Когда она подошла ко мне, чтобы забрать пустую чашку, я сумел пробормотать только что-то вроде «Спасибо» и «Это было великолепно».
Так все и произошло. Так я встретил Тен, сказал ей пару пустячных фраз и влюбился. Произносить ее имя полностью я так и не научился. В послеобеденные часы, когда в баре было совсем мало посетителей, мы сидели за моим столиком и болтали, и каждый раз, когда я пытался назвать Тенделео ее полным именем, она качала головой и музыкально смеялась над тем, как я коверкал гласные звуки.
– Не «ео», а «эй-о».
– «Йо»?..
И снова ее коротко остриженная голова тряслась от смеха. Впрочем, мое имя ей тоже не давалось. Шан – вот как она говорила.
– Не «Шан», а «Шо-он».
– «Шоун»?..
Поэтому я звал ее просто «Тен», что означало для меня «самая лучшая», «самая красивая», «самая нежная и желанная». А она звала меня Шан. Кажется, на одном из африканских языков «шан» значит «солнце».

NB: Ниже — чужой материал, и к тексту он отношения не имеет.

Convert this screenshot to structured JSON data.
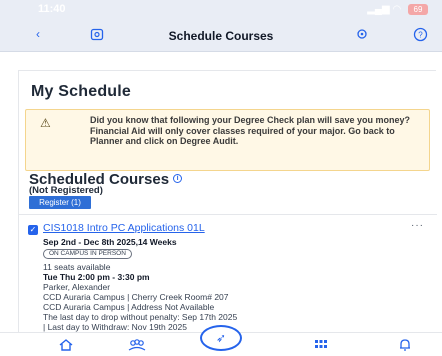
{
  "status": {
    "time": "11:40",
    "battery": "69"
  },
  "nav": {
    "title": "Schedule Courses",
    "back_icon": "chevron-left-icon",
    "help_icon": "help-icon"
  },
  "page": {
    "title": "My Schedule"
  },
  "notice": {
    "icon": "warning-icon",
    "text": "Did you know that following your Degree Check plan will save you money? Financial Aid will only cover classes required of your major. Go back to Planner and click on Degree Audit."
  },
  "scheduled": {
    "title": "Scheduled Courses",
    "subtitle": "(Not Registered)",
    "register_label": "Register (1)"
  },
  "course": {
    "title": "CIS1018 Intro PC Applications 01L",
    "more": "···",
    "dates": "Sep 2nd - Dec 8th 2025,14 Weeks",
    "mode": "On Campus In Person",
    "seats": "11 seats available",
    "schedule": "Tue Thu 2:00 pm - 3:30 pm",
    "instructor": "Parker, Alexander",
    "location1": "CCD Auraria Campus | Cherry Creek Room# 207",
    "location2": "CCD Auraria Campus | Address Not Available",
    "drop1": "The last day to drop without penalty: Sep 17th 2025",
    "drop2": "| Last day to Withdraw: Nov 19th 2025"
  },
  "tabbar": {
    "items": [
      "home-icon",
      "people-icon",
      "rocket-icon",
      "grid-icon",
      "bell-icon"
    ]
  },
  "colors": {
    "accent": "#2563eb",
    "notice_bg": "#fff8e6",
    "navbar_bg": "#e9edf5"
  }
}
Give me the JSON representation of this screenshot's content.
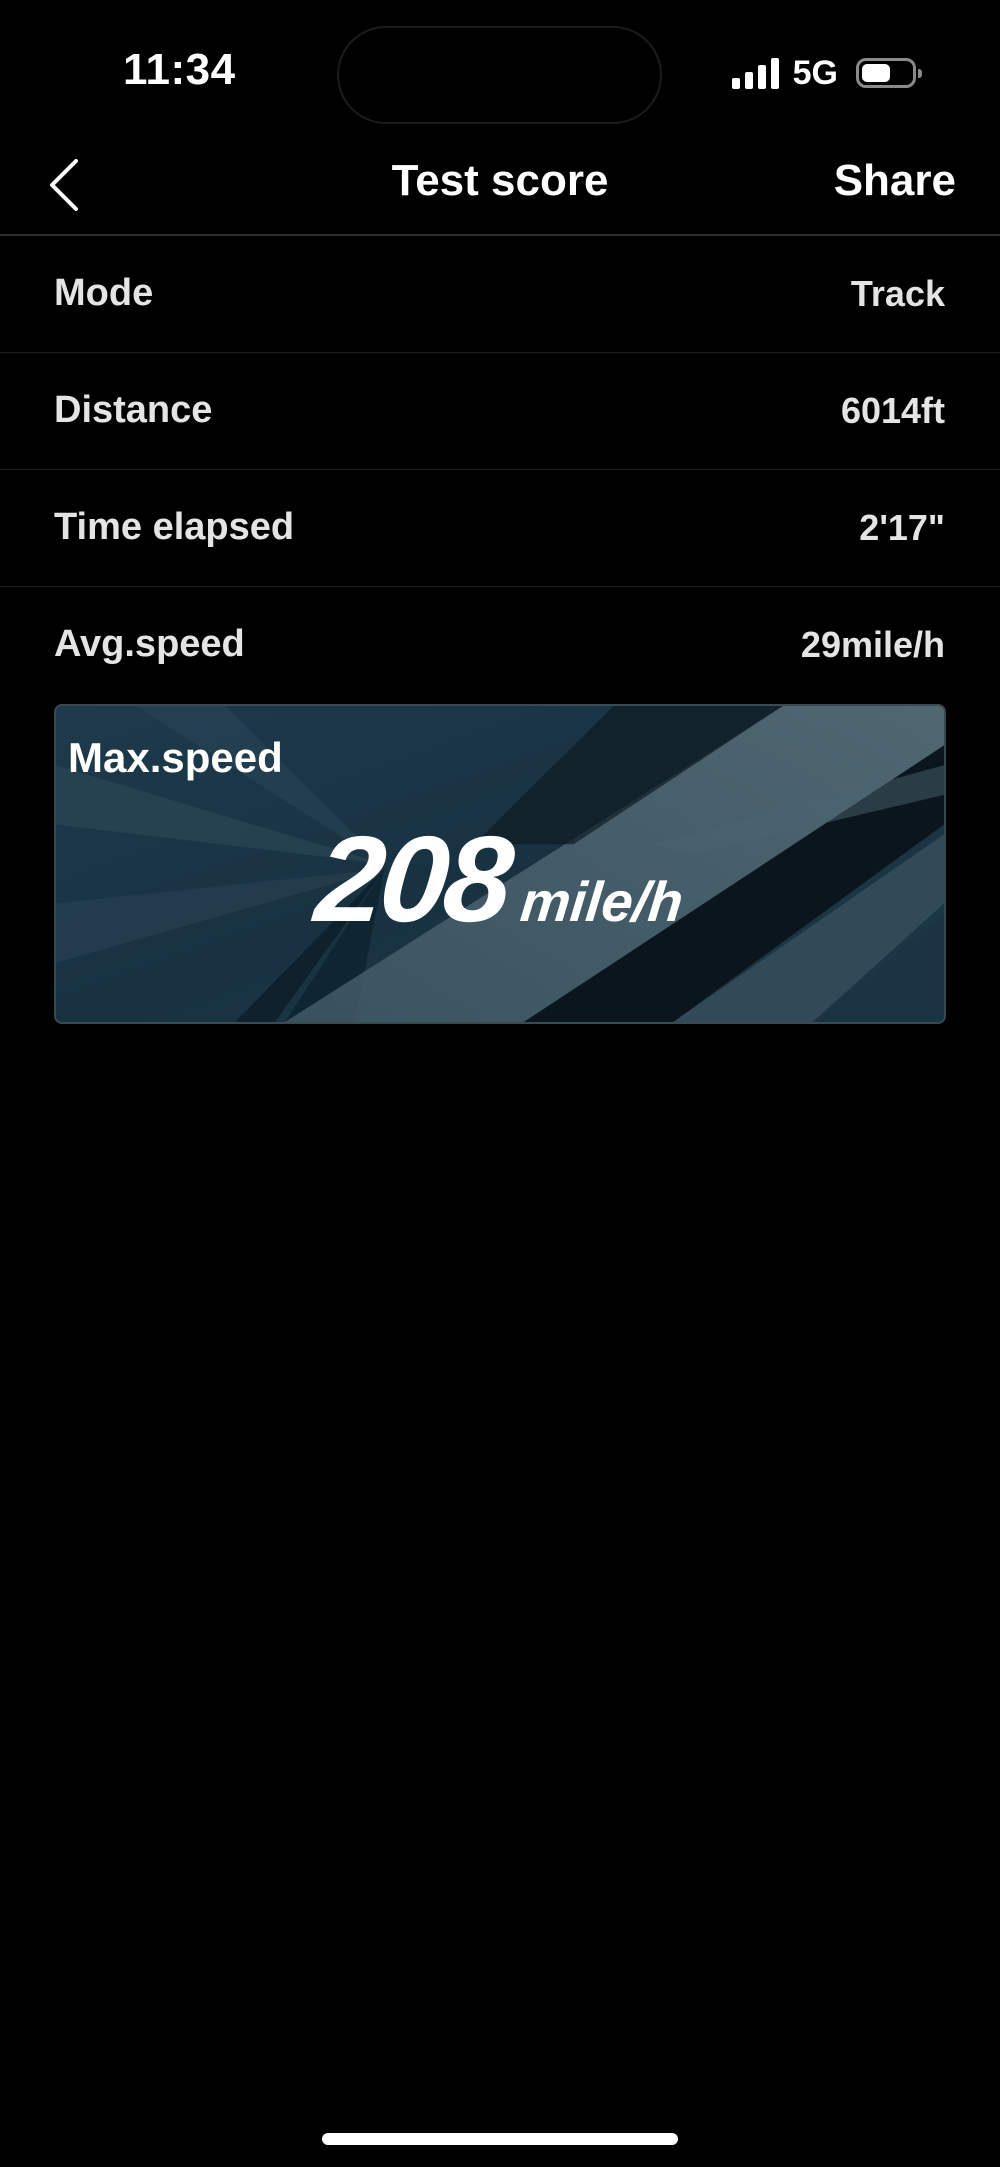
{
  "status_bar": {
    "time": "11:34",
    "network": "5G",
    "battery_level": 0.58,
    "icons": [
      "signal-icon",
      "battery-icon"
    ]
  },
  "nav": {
    "title": "Test score",
    "share_label": "Share",
    "back_icon": "chevron-left-icon"
  },
  "stats": [
    {
      "label": "Mode",
      "value": "Track"
    },
    {
      "label": "Distance",
      "value": "6014ft"
    },
    {
      "label": "Time elapsed",
      "value": "2'17\""
    },
    {
      "label": "Avg.speed",
      "value": "29mile/h"
    }
  ],
  "max_speed": {
    "label": "Max.speed",
    "value": "208",
    "unit": "mile/h"
  },
  "colors": {
    "background": "#000000",
    "card_base": "#1b3342",
    "text": "#ffffff"
  }
}
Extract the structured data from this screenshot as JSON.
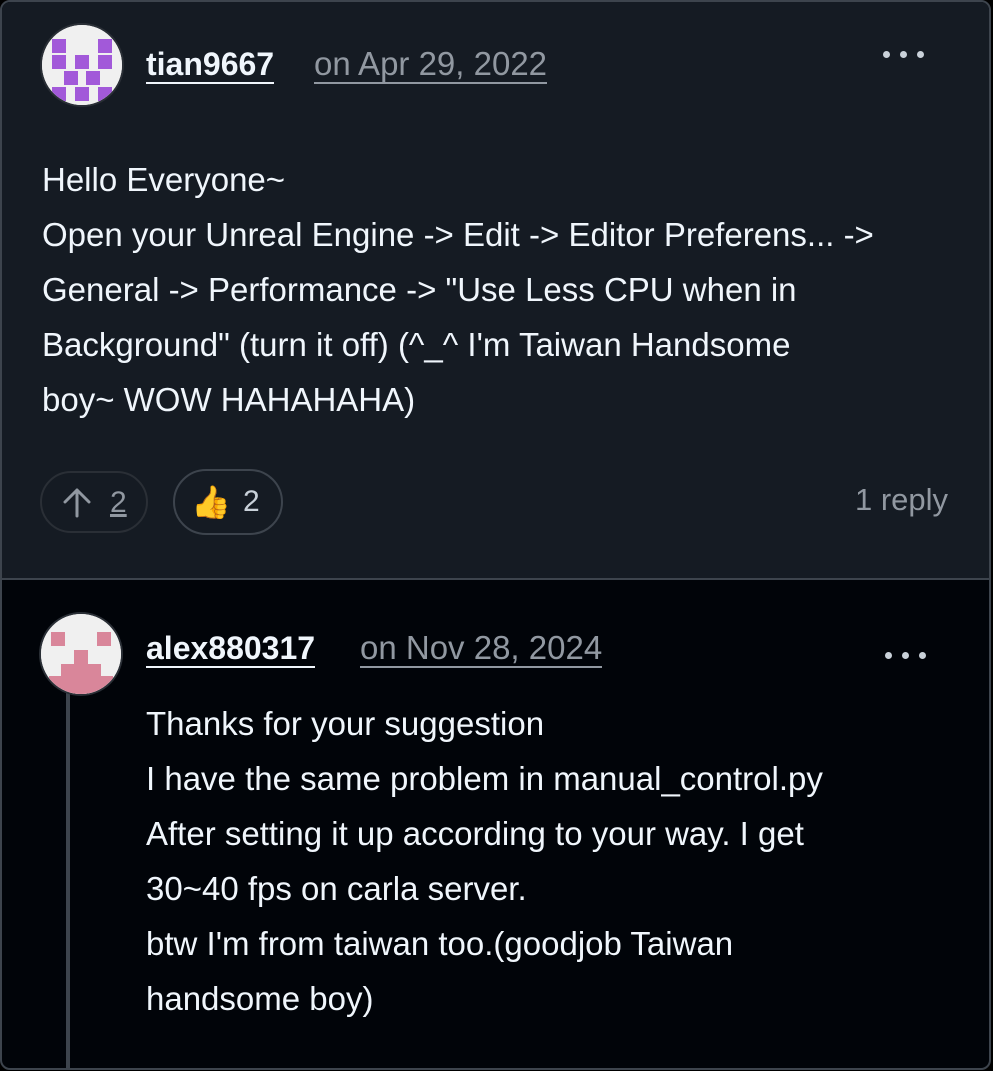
{
  "comment": {
    "author": "tian9667",
    "date": "on Apr 29, 2022",
    "body": "Hello Everyone~\nOpen your Unreal Engine -> Edit -> Editor Preferens... ->\nGeneral -> Performance -> \"Use Less CPU when in\nBackground\" (turn it off) (^_^ I'm Taiwan Handsome\nboy~ WOW HAHAHAHA)",
    "upvote_count": "2",
    "reaction_emoji": "👍",
    "reaction_count": "2",
    "reply_count_label": "1 reply",
    "avatar_color": "#a259d9"
  },
  "reply": {
    "author": "alex880317",
    "date": "on Nov 28, 2024",
    "body": "Thanks for your suggestion\nI have the same problem in manual_control.py\nAfter setting it up according to your way. I get\n30~40 fps on carla server.\nbtw I'm from taiwan too.(goodjob Taiwan\nhandsome boy)",
    "avatar_color": "#d9869a"
  },
  "icons": {
    "menu": "kebab-horizontal-icon",
    "upvote": "arrow-up-icon"
  }
}
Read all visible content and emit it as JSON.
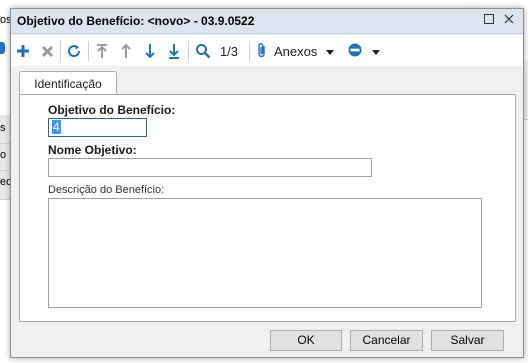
{
  "background": {
    "fragments": [
      "os",
      "s",
      "o",
      "ed"
    ]
  },
  "dialog": {
    "title": "Objetivo do Benefício: <novo> - 03.9.0522",
    "window_buttons": {
      "maximize_icon": "maximize-icon",
      "close_icon": "close-icon"
    }
  },
  "toolbar": {
    "record_position": "1/3",
    "attachments_label": "Anexos",
    "icons": [
      "add-icon",
      "delete-icon",
      "refresh-icon",
      "first-record-icon",
      "previous-record-icon",
      "next-record-icon",
      "last-record-icon",
      "search-icon",
      "paperclip-icon",
      "more-options-icon"
    ],
    "colors": {
      "accent": "#1e73be"
    }
  },
  "tabs": [
    {
      "label": "Identificação",
      "active": true
    }
  ],
  "form": {
    "objetivo_label": "Objetivo do Benefício:",
    "objetivo_value": "4",
    "nome_label": "Nome Objetivo:",
    "nome_value": "",
    "descricao_label": "Descrição do Benefício:",
    "descricao_value": ""
  },
  "buttons": {
    "ok": "OK",
    "cancel": "Cancelar",
    "save": "Salvar"
  }
}
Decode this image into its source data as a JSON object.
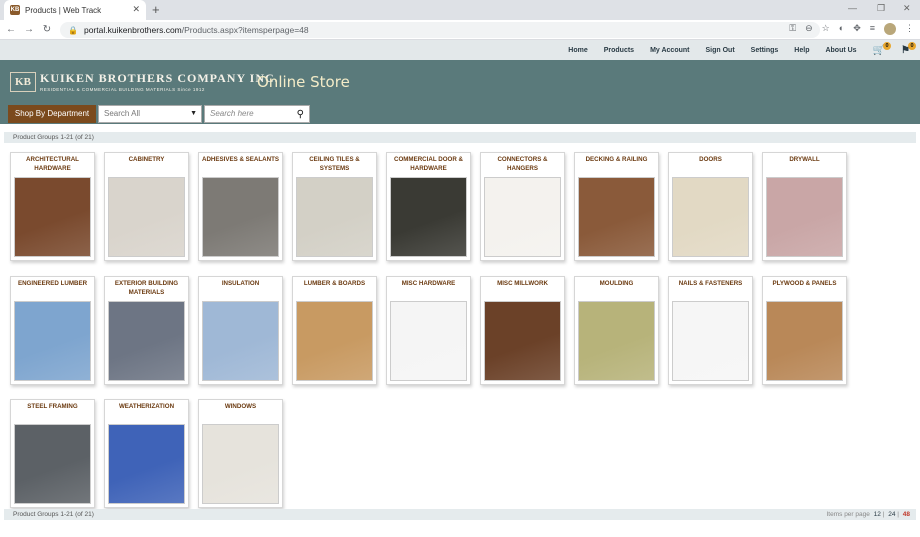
{
  "browser": {
    "tab_title": "Products | Web Track",
    "favicon_text": "KB",
    "url_domain": "portal.kuikenbrothers.com",
    "url_path": "/Products.aspx?itemsperpage=48"
  },
  "nav": {
    "items": [
      "Home",
      "Products",
      "My Account",
      "Sign Out",
      "Settings",
      "Help",
      "About Us"
    ],
    "cart_count": "0",
    "flag_count": "0"
  },
  "header": {
    "logo_mark": "KB",
    "logo_name": "KUIKEN BROTHERS COMPANY INC.",
    "logo_sub": "RESIDENTIAL & COMMERCIAL BUILDING MATERIALS Since 1912",
    "store_title": "Online Store",
    "dept_button": "Shop By Department",
    "search_select": "Search All",
    "search_placeholder": "Search here"
  },
  "info": {
    "groups_label": "Product Groups 1-21 (of 21)",
    "per_page_label": "Items per page",
    "per_page_options": [
      "12",
      "24",
      "48"
    ],
    "per_page_selected": "48"
  },
  "categories": [
    {
      "name": "ARCHITECTURAL HARDWARE",
      "icon": "hardware-display-image",
      "color": "#7a4a2e"
    },
    {
      "name": "CABINETRY",
      "icon": "kitchen-image",
      "color": "#d9d4cc"
    },
    {
      "name": "ADHESIVES & SEALANTS",
      "icon": "caulk-gun-image",
      "color": "#7d7a75"
    },
    {
      "name": "CEILING TILES & SYSTEMS",
      "icon": "ceiling-image",
      "color": "#d3d0c6"
    },
    {
      "name": "COMMERCIAL DOOR & HARDWARE",
      "icon": "commercial-door-image",
      "color": "#3a3a34"
    },
    {
      "name": "CONNECTORS & HANGERS",
      "icon": "hanger-image",
      "color": "#f4f2ee"
    },
    {
      "name": "DECKING & RAILING",
      "icon": "deck-image",
      "color": "#8a5a3a"
    },
    {
      "name": "DOORS",
      "icon": "doors-image",
      "color": "#e2d9c4"
    },
    {
      "name": "DRYWALL",
      "icon": "drywall-image",
      "color": "#c9a6a6"
    },
    {
      "name": "ENGINEERED LUMBER",
      "icon": "lumber-lift-image",
      "color": "#7ea5cf"
    },
    {
      "name": "EXTERIOR BUILDING MATERIALS",
      "icon": "building-image",
      "color": "#6d7584"
    },
    {
      "name": "INSULATION",
      "icon": "insulation-image",
      "color": "#9fb8d6"
    },
    {
      "name": "LUMBER & BOARDS",
      "icon": "boards-image",
      "color": "#c89a62"
    },
    {
      "name": "MISC HARDWARE",
      "icon": "hammer-image",
      "color": "#f5f5f5"
    },
    {
      "name": "MISC MILLWORK",
      "icon": "millwork-image",
      "color": "#6b4128"
    },
    {
      "name": "MOULDING",
      "icon": "moulding-image",
      "color": "#b7b37a"
    },
    {
      "name": "NAILS & FASTENERS",
      "icon": "screw-image",
      "color": "#f6f6f6"
    },
    {
      "name": "PLYWOOD & PANELS",
      "icon": "plywood-image",
      "color": "#b98858"
    },
    {
      "name": "STEEL FRAMING",
      "icon": "steel-truck-image",
      "color": "#5c6166"
    },
    {
      "name": "WEATHERIZATION",
      "icon": "wrapped-building-image",
      "color": "#3f63b8"
    },
    {
      "name": "WINDOWS",
      "icon": "windows-room-image",
      "color": "#e6e3dc"
    }
  ]
}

Однажды я спросил Уинтона, что за имя – Тенделео:
– Я знаю, что она из Африки – это видно по акценту, но ведь Африка большая…
– Разве она тебе не сказала?
– Пока нет.
– Она скажет, когда будет готова. И, мистер бухгалтер, потрудитесь относиться к Тенделео с уважением.
Примерно через две недели она подошла к моему столику и выложила передо мной несколько стандартных бланков, похожих на карты таро. Это была карточка социального страхования, налоговая декларация, пособие на жилое помещение и прочие документы.
– Говорят, ты неплохо разбираешься в цифрах, – сказала она. – Взгляни, пожалуйста, я что-то не понимаю, почему я должна столько платить.
– Вообще-то это не моя специализация, но я посмотрю.